SUPPLEMENTARY INFORMATION

Supplementary material is available at Bioinformatics online.

摘要

动机

在分析差异肽峰强度（即丰度测量）时，LC-MS 分析中肽丰度数据质量较差会偏向下游统计分析，从而影响原本高质量数据集的生物学解释。尽管已经在保证肽鉴定质量方面付出了相当大的努力，但是到目前为止，对后续肽丰度数据矩阵的质量评估仅限于对逐个运行的相关性或单个肽成分的主观视觉检查。在处理蛋白质组学数据时，识别统计异常值是一个关键步骤，因为许多下游统计分析（例如方差分析（ANOVA））都依赖于对样本方差的准确估计，并且它们的结果受到极值的影响。

结果

我们描述了一种用于识别具有极端肽丰度分布的 LC-MS 运行的新的多变量统计策略。与当前方法（运行间相关性）的比较表明，多变量策略显著提高了异常运行的识别率。
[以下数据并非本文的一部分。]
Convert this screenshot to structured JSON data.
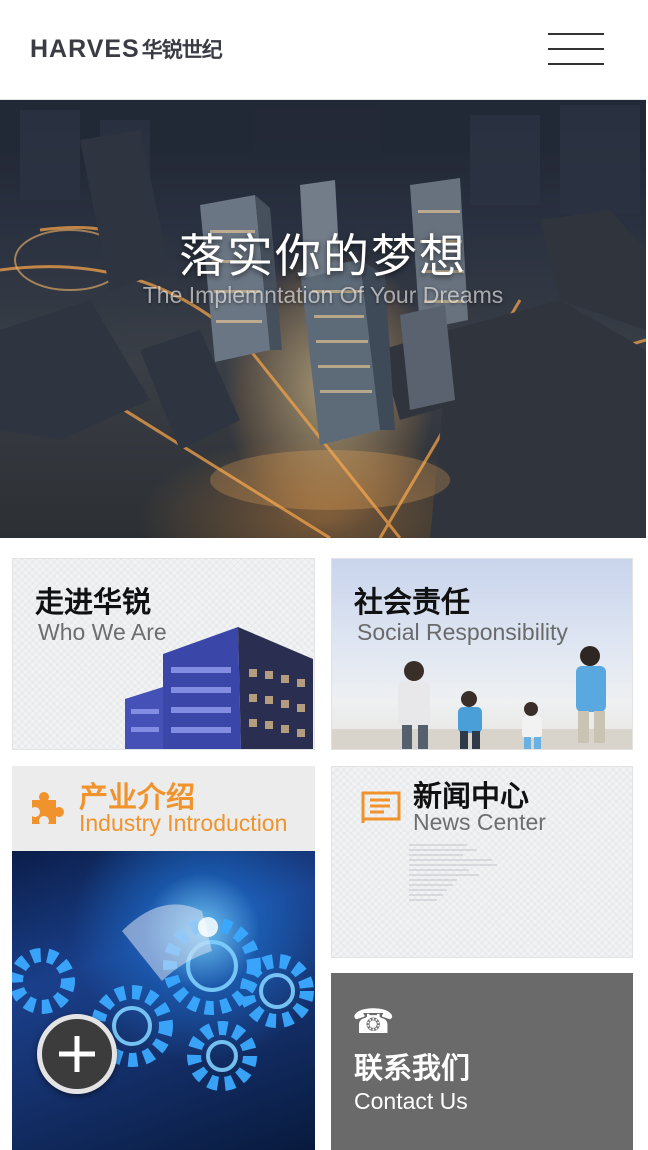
{
  "header": {
    "logo_en": "HARVES",
    "logo_cn": "华锐世纪",
    "menu_icon": "hamburger-menu-icon"
  },
  "hero": {
    "title": "落实你的梦想",
    "subtitle": "The Implemntation Of Your Dreams"
  },
  "tiles": {
    "who": {
      "cn": "走进华锐",
      "en": "Who We Are"
    },
    "social": {
      "cn": "社会责任",
      "en": "Social Responsibility"
    },
    "industry": {
      "cn": "产业介绍",
      "en": "Industry Introduction",
      "icon": "puzzle-icon"
    },
    "news": {
      "cn": "新闻中心",
      "en": "News Center",
      "icon": "newspaper-icon"
    },
    "contact": {
      "cn": "联系我们",
      "en": "Contact Us",
      "icon": "phone-icon"
    }
  },
  "colors": {
    "accent": "#f0932c",
    "contact_bg": "#6a6a6a",
    "text_dark": "#111111",
    "text_gray": "#6e6e6e"
  }
}
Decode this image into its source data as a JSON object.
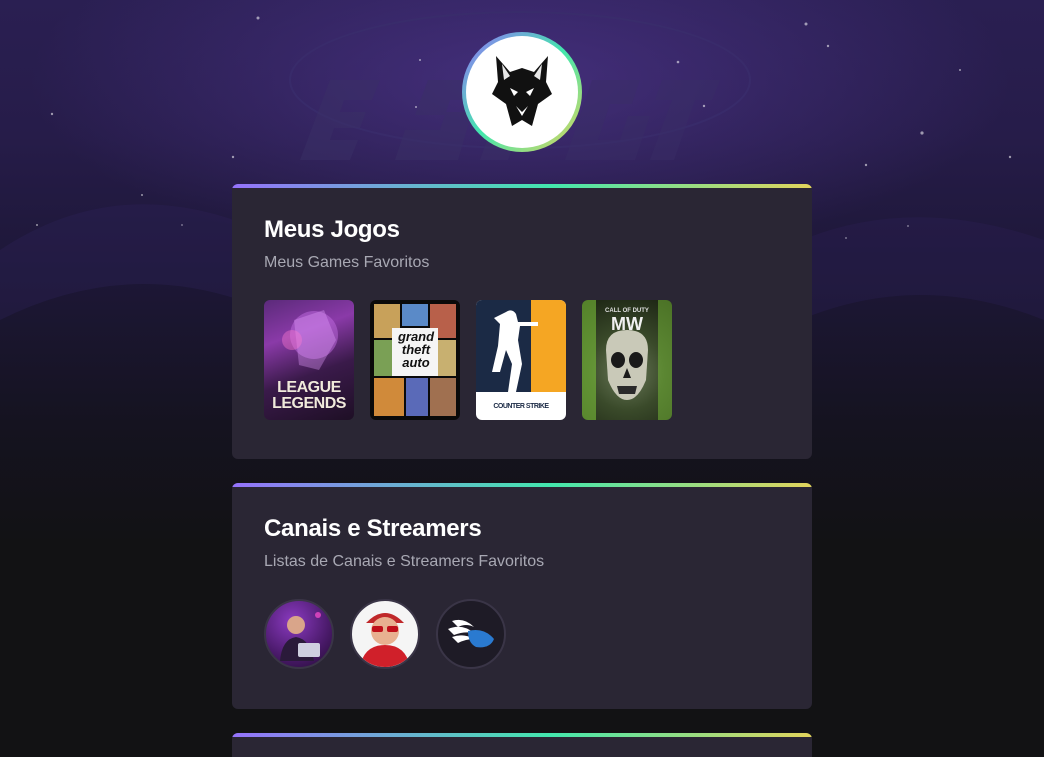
{
  "profile": {
    "avatar_icon": "wolf-icon"
  },
  "games_section": {
    "title": "Meus Jogos",
    "subtitle": "Meus Games Favoritos",
    "games": [
      {
        "name": "League of Legends",
        "logo_line1": "LEAGUE",
        "logo_line2": "LEGENDS"
      },
      {
        "name": "Grand Theft Auto V",
        "logo_line1": "grand",
        "logo_line2": "theft",
        "logo_line3": "auto"
      },
      {
        "name": "Counter-Strike",
        "logo_text": "COUNTER STRIKE"
      },
      {
        "name": "Call of Duty Modern Warfare II",
        "logo_line1": "CALL OF DUTY",
        "logo_line2": "MW"
      }
    ]
  },
  "streams_section": {
    "title": "Canais e Streamers",
    "subtitle": "Listas de Canais e Streamers Favoritos",
    "streamers": [
      {
        "avatar_icon": "streamer-dj-avatar"
      },
      {
        "avatar_icon": "streamer-sunglasses-avatar"
      },
      {
        "avatar_icon": "winged-logo-avatar"
      }
    ]
  },
  "colors": {
    "accent_start": "#9572fc",
    "accent_mid": "#43e7ad",
    "accent_end": "#e2d45c",
    "card_bg": "#2a2634",
    "page_bg": "#121214"
  }
}
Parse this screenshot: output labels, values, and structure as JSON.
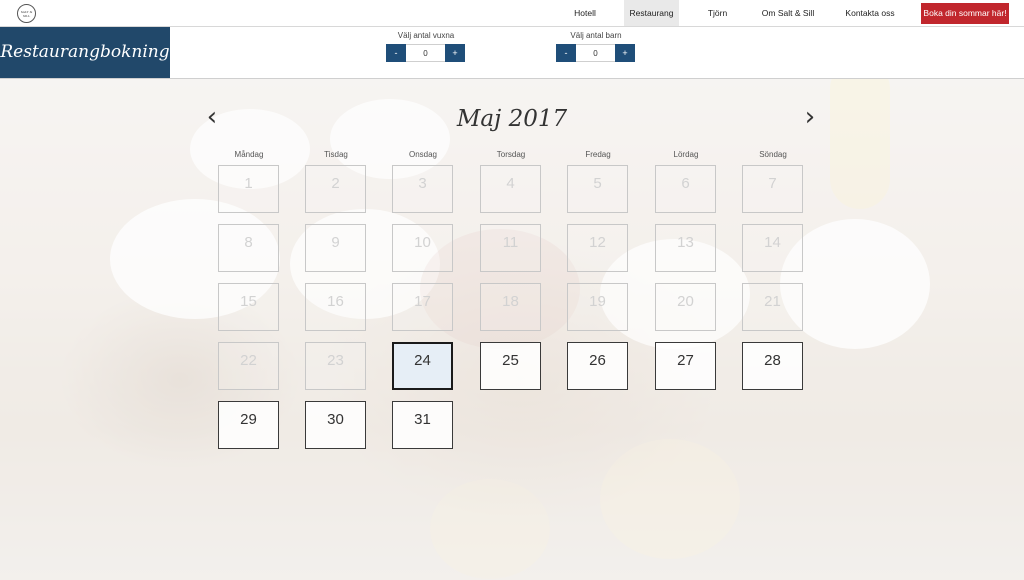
{
  "nav": {
    "logo_text": "SALT & SILL",
    "items": [
      {
        "label": "Hotell",
        "active": false
      },
      {
        "label": "Restaurang",
        "active": true
      },
      {
        "label": "Tjörn",
        "active": false
      },
      {
        "label": "Om Salt & Sill",
        "active": false
      },
      {
        "label": "Kontakta oss",
        "active": false
      }
    ],
    "cta_label": "Boka din sommar här!"
  },
  "header": {
    "title": "Restaurangbokning",
    "adults": {
      "label": "Välj antal vuxna",
      "minus": "-",
      "plus": "+",
      "value": "0"
    },
    "children": {
      "label": "Välj antal barn",
      "minus": "-",
      "plus": "+",
      "value": "0"
    }
  },
  "calendar": {
    "month_label": "Maj 2017",
    "prev_icon": "chevron-left-icon",
    "next_icon": "chevron-right-icon",
    "weekdays": [
      "Måndag",
      "Tisdag",
      "Onsdag",
      "Torsdag",
      "Fredag",
      "Lördag",
      "Söndag"
    ],
    "days": [
      "1",
      "2",
      "3",
      "4",
      "5",
      "6",
      "7",
      "8",
      "9",
      "10",
      "11",
      "12",
      "13",
      "14",
      "15",
      "16",
      "17",
      "18",
      "19",
      "20",
      "21",
      "22",
      "23",
      "24",
      "25",
      "26",
      "27",
      "28",
      "29",
      "30",
      "31"
    ],
    "today": "24",
    "first_available": "24"
  },
  "colors": {
    "brand": "#21486a",
    "accent": "#c1272d",
    "stepper": "#1f4e79",
    "today_bg": "#e6eef6"
  }
}
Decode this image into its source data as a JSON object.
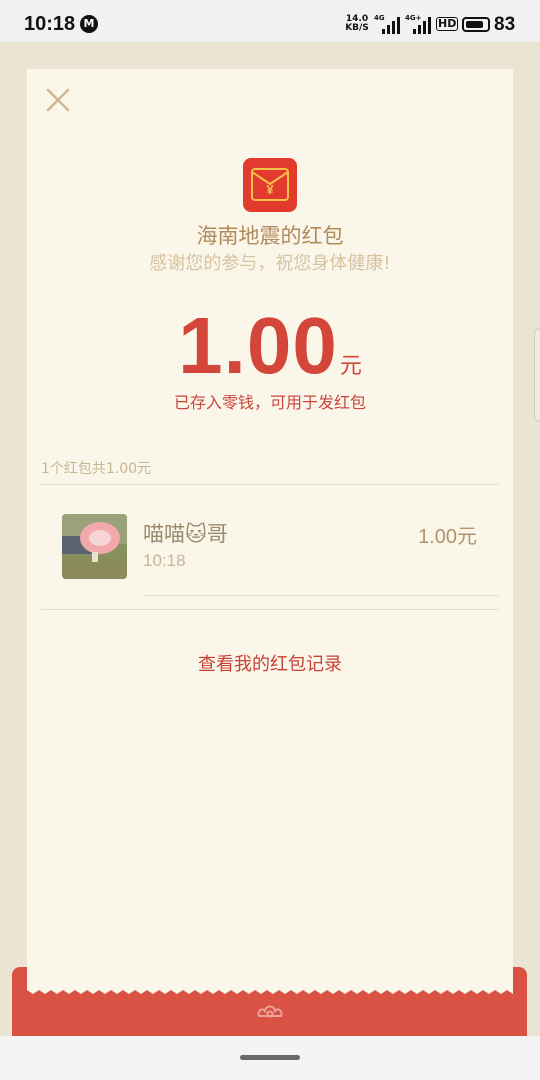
{
  "status_bar": {
    "time": "10:18",
    "app_icon_letter": "M",
    "net_speed_value": "14.0",
    "net_speed_unit": "KB/S",
    "sim1_tag": "4G",
    "sim2_tag": "4G+",
    "hd_label": "HD",
    "battery_level": 83,
    "battery_text": "83"
  },
  "red_packet": {
    "title": "海南地震的红包",
    "greeting": "感谢您的参与，祝您身体健康!",
    "amount": "1.00",
    "amount_unit": "元",
    "deposit_note": "已存入零钱，可用于发红包",
    "summary": "1个红包共1.00元"
  },
  "receivers": [
    {
      "name": "喵喵🐱哥",
      "time": "10:18",
      "amount": "1.00元"
    }
  ],
  "records_link": "查看我的红包记录",
  "colors": {
    "accent_red": "#d4463a",
    "paper": "#fbf6ea",
    "background": "#ece4d3",
    "gold_text": "#b08a5a"
  }
}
模拟研究还表明，该策略在识别统计学上极端的液相色谱-质谱（LC-MS）运行方面明显优于仅相关性。

可用性

https://www.biopilot.org/docs/Software/RMD.php

联系人

bj@pnl.gov

补充信息

补充材料可在 Bioinformatics 在线获取。

Suppr 超能文献

文献检索

文件翻译

深度研究

Suppr 超能文献

文献检索

文件翻译

深度研究

基于肽段的 LC-MS 蛋白质组学数据的质量控制处理的改进。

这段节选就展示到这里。